Tools and Techniques Used in Dermaplaning
Some of the main tools and techniques used in dermaplaning include:
- Sterile scalpel blade – A sterile, single-use scalpel blade is used to gently scrape off the top layer of dry, dead skin cells. This helps reveal smoother, fresher skin.
- Sliding motion – The scalpel is held at a 30 degree angle and moved in a downward sliding motion against the grain of hair growth across the face. This helps lift off vellus hair and dead skin cells
- Light pressure – Only light pressure is applied to avoid irritating the skin. Too much pressure can lead to micro-abrasions, redness or swelling.
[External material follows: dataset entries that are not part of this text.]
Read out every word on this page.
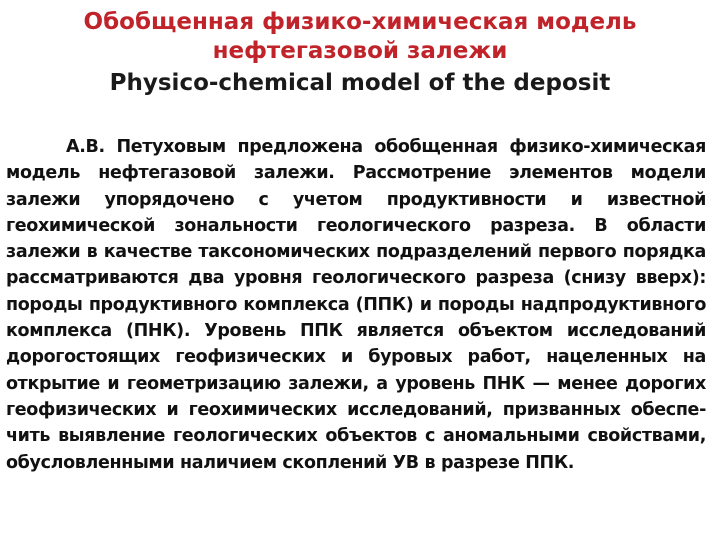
Обобщенная физико-химическая модель нефтегазовой залежи
Physico-chemical model of the deposit
А.В. Петуховым предложена обобщенная физико-химическая модель нефтегазовой залежи. Рассмотрение элементов модели залежи упорядочено с учетом продуктивности и известной геохимической зональности геологического разреза. В области залежи в качестве таксономических подразделений первого порядка рассматриваются два уровня геологического разреза (снизу вверх): породы продуктивного комплекса (ППК) и породы надпродуктивного комплекса (ПНК). Уровень ППК является объектом исследований дорогостоящих геофизических и буровых работ, нацеленных на открытие и геометризацию залежи, а уровень ПНК — менее дорогих геофизических и геохимических исследований, призванных обеспе-чить выявление геологических объектов с аномальными свойствами, обусловленными наличием скоплений УВ в разрезе ППК.
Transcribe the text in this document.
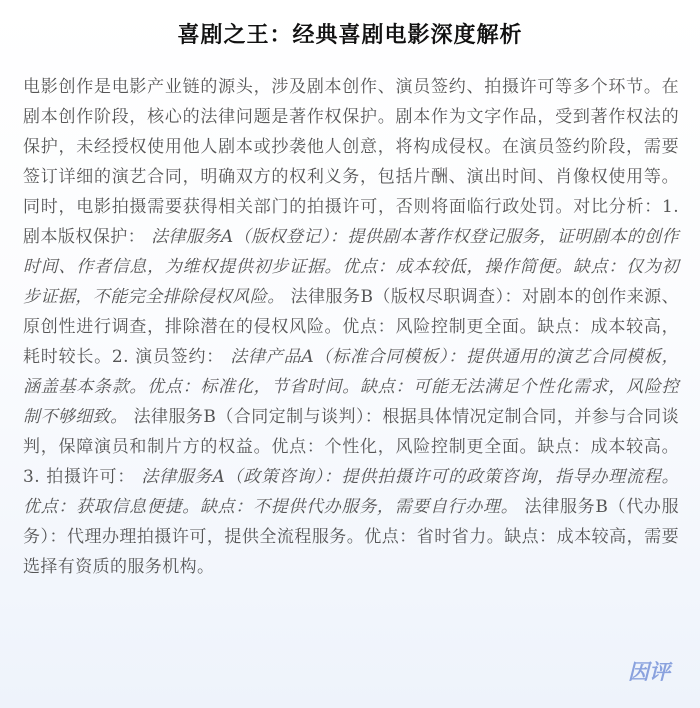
喜剧之王：经典喜剧电影深度解析

电影创作是电影产业链的源头，涉及剧本创作、演员签约、拍摄许可等多个环节。在剧本创作阶段，核心的法律问题是著作权保护。剧本作为文字作品，受到著作权法的保护，未经授权使用他人剧本或抄袭他人创意，将构成侵权。在演员签约阶段，需要签订详细的演艺合同，明确双方的权利义务，包括片酬、演出时间、肖像权使用等。同时，电影拍摄需要获得相关部门的拍摄许可，否则将面临行政处罚。对比分析：1. 剧本版权保护： 法律服务A（版权登记）：提供剧本著作权登记服务，证明剧本的创作时间、作者信息，为维权提供初步证据。优点：成本较低，操作简便。缺点：仅为初步证据，不能完全排除侵权风险。 法律服务B（版权尽职调查）：对剧本的创作来源、原创性进行调查，排除潜在的侵权风险。优点：风险控制更全面。缺点：成本较高，耗时较长。2. 演员签约： 法律产品A（标准合同模板）：提供通用的演艺合同模板，涵盖基本条款。优点：标准化，节省时间。缺点：可能无法满足个性化需求，风险控制不够细致。 法律服务B（合同定制与谈判）：根据具体情况定制合同，并参与合同谈判，保障演员和制片方的权益。优点：个性化，风险控制更全面。缺点：成本较高。3. 拍摄许可： 法律服务A（政策咨询）：提供拍摄许可的政策咨询，指导办理流程。优点：获取信息便捷。缺点：不提供代办服务，需要自行办理。 法律服务B（代办服务）：代理办理拍摄许可，提供全流程服务。优点：省时省力。缺点：成本较高，需要选择有资质的服务机构。

因评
- Exfoliation – By removing the outer layer of dead skin cells, dermaplaning helps improve the appearance of skin texture, tone, and clarity. It also helps products like serums and moisturizers absorb better.
- Vellus hair removal – In the process, it also removes fine, short, barely-visible “peach fuzz” hairs called vellus hair to create a temporary hair removal effect that lasts 2-4 weeks.
Finding a Qualified Esthetician for Dermaplaning
Dermaplaning should only be performed by a licensed medical professional like an esthetician or dermatologist who has been properly trained.